Absurdalne pytanie o Dodę i jej byłego w "Milionerach". Znałbyś odpowiedź?

Nowi "Milionerzy" coraz bardziej zaskakują pojawiającymi się pytaniami. Zaczęło się od pytania o Jarosława Kaczyńskiego. Teraz trzeba było popisać się znajomością wiedzy z poziomu portali plotkarskich.

"Milionerzy" powrócili w tym roku na antenę TVN-u po ponad sześciu latach przerwy. Wokół pytań, jakie pojawiają się w nowych odcinkach, od samego początku trwają kontrowersje.

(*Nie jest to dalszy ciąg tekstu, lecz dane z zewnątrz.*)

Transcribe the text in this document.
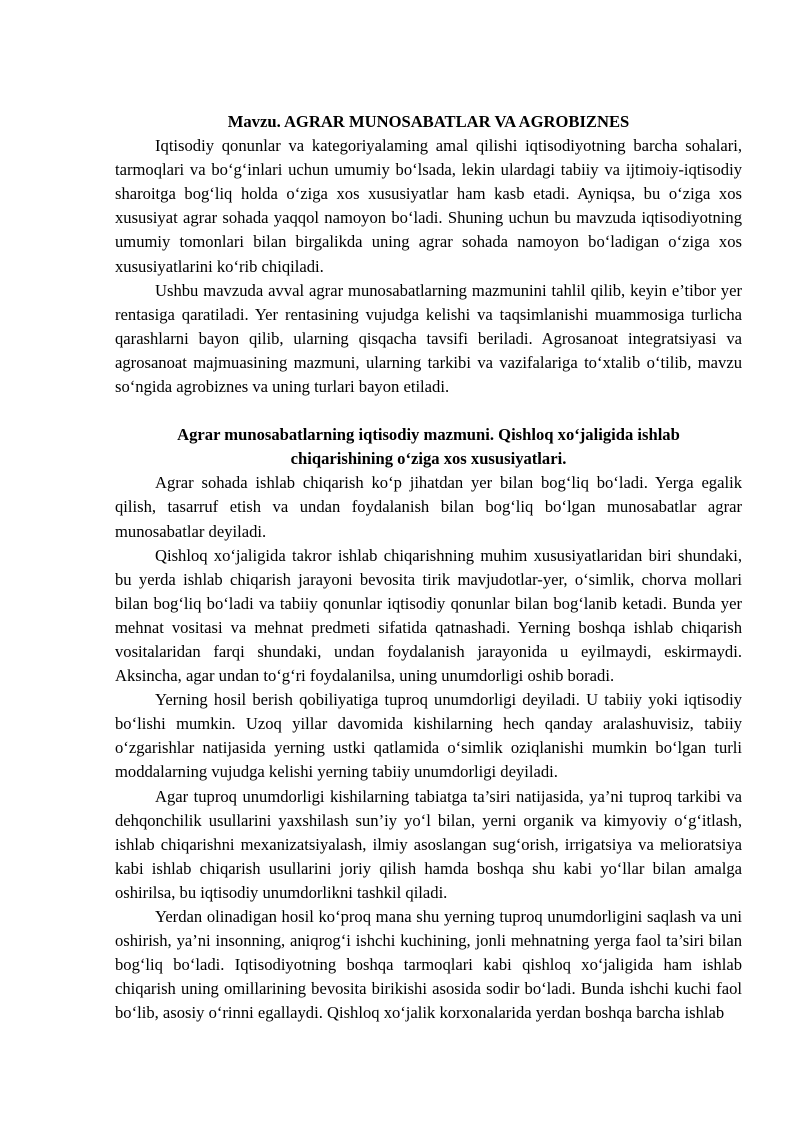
Mavzu. AGRAR MUNOSABATLAR VA AGROBIZNES

Iqtisodiy qonunlar va kategoriyalaming amal qilishi iqtisodiyotning barcha sohalari, tarmoqlari va bo‘g‘inlari uchun umumiy bo‘lsada, lekin ulardagi tabiiy va ijtimoiy-iqtisodiy sharoitga bog‘liq holda o‘ziga xos xususiyatlar ham kasb etadi. Ayniqsa, bu o‘ziga xos xususiyat agrar sohada yaqqol namoyon bo‘ladi. Shuning uchun bu mavzuda iqtisodiyotning umumiy tomonlari bilan birgalikda uning agrar sohada namoyon bo‘ladigan o‘ziga xos xususiyatlarini ko‘rib chiqiladi.

Ushbu mavzuda avval agrar munosabatlarning mazmunini tahlil qilib, keyin e’tibor yer rentasiga qaratiladi. Yer rentasining vujudga kelishi va taqsimlanishi muammosiga turlicha qarashlarni bayon qilib, ularning qisqacha tavsifi beriladi. Agrosanoat integratsiyasi va agrosanoat majmuasining mazmuni, ularning tarkibi va vazifalariga to‘xtalib o‘tilib, mavzu so‘ngida agrobiznes va uning turlari bayon etiladi.

Agrar munosabatlarning iqtisodiy mazmuni. Qishloq xo‘jaligida ishlab
chiqarishining o‘ziga xos xususiyatlari.

Agrar sohada ishlab chiqarish ko‘p jihatdan yer bilan bog‘liq bo‘ladi. Yerga egalik qilish, tasarruf etish va undan foydalanish bilan bog‘liq bo‘lgan munosabatlar agrar munosabatlar deyiladi.

Qishloq xo‘jaligida takror ishlab chiqarishning muhim xususiyatlaridan biri shundaki, bu yerda ishlab chiqarish jarayoni bevosita tirik mavjudotlar-yer, o‘simlik, chorva mollari bilan bog‘liq bo‘ladi va tabiiy qonunlar iqtisodiy qonunlar bilan bog‘lanib ketadi. Bunda yer mehnat vositasi va mehnat predmeti sifatida qatnashadi. Yerning boshqa ishlab chiqarish vositalaridan farqi shundaki, undan foydalanish jarayonida u eyilmaydi, eskirmaydi. Aksincha, agar undan to‘g‘ri foydalanilsa, uning unumdorligi oshib boradi.

Yerning hosil berish qobiliyatiga tuproq unumdorligi deyiladi. U tabiiy yoki iqtisodiy bo‘lishi mumkin. Uzoq yillar davomida kishilarning hech qanday aralashuvisiz, tabiiy o‘zgarishlar natijasida yerning ustki qatlamida o‘simlik oziqlanishi mumkin bo‘lgan turli moddalarning vujudga kelishi yerning tabiiy unumdorligi deyiladi.

Agar tuproq unumdorligi kishilarning tabiatga ta’siri natijasida, ya’ni tuproq tarkibi va dehqonchilik usullarini yaxshilash sun’iy yo‘l bilan, yerni organik va kimyoviy o‘g‘itlash, ishlab chiqarishni mexanizatsiyalash, ilmiy asoslangan sug‘orish, irrigatsiya va melioratsiya kabi ishlab chiqarish usullarini joriy qilish hamda boshqa shu kabi yo‘llar bilan amalga oshirilsa, bu iqtisodiy unumdorlikni tashkil qiladi.

Yerdan olinadigan hosil ko‘proq mana shu yerning tuproq unumdorligini saqlash va uni oshirish, ya’ni insonning, aniqrog‘i ishchi kuchining, jonli mehnatning yerga faol ta’siri bilan bog‘liq bo‘ladi. Iqtisodiyotning boshqa tarmoqlari kabi qishloq xo‘jaligida ham ishlab chiqarish uning omillarining bevosita birikishi asosida sodir bo‘ladi. Bunda ishchi kuchi faol bo‘lib, asosiy o‘rinni egallaydi. Qishloq xo‘jalik korxonalarida yerdan boshqa barcha ishlab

W ostatniej, poniedziałkowej odsłonie teleturnieju nie obyło się bez pytania, które ponownie poruszyło Internet. Tym razem bowiem Hubert Urbański zapytał siedzącą naprzeciw niego zawodniczkę nie o Jarosława Kaczyńskiego czy polskich YouTuberów, a o Dorotę Rabczewską. We wczorajszym odcinku z ust prowadzącego wybrzmiało pytanie: "Doda i Emil Haidar toczyli sądowy spór o zwrot…".

Na Twitterze ponownie rozpętała się burza, a internauci zarzucają producentom programu coraz gorszy dobór pytań. Użytkownicy Twittera grzmią, że znajomość odpowiedzi na pytanie o Dodę to wiedza z poziomu portali plotkarskich.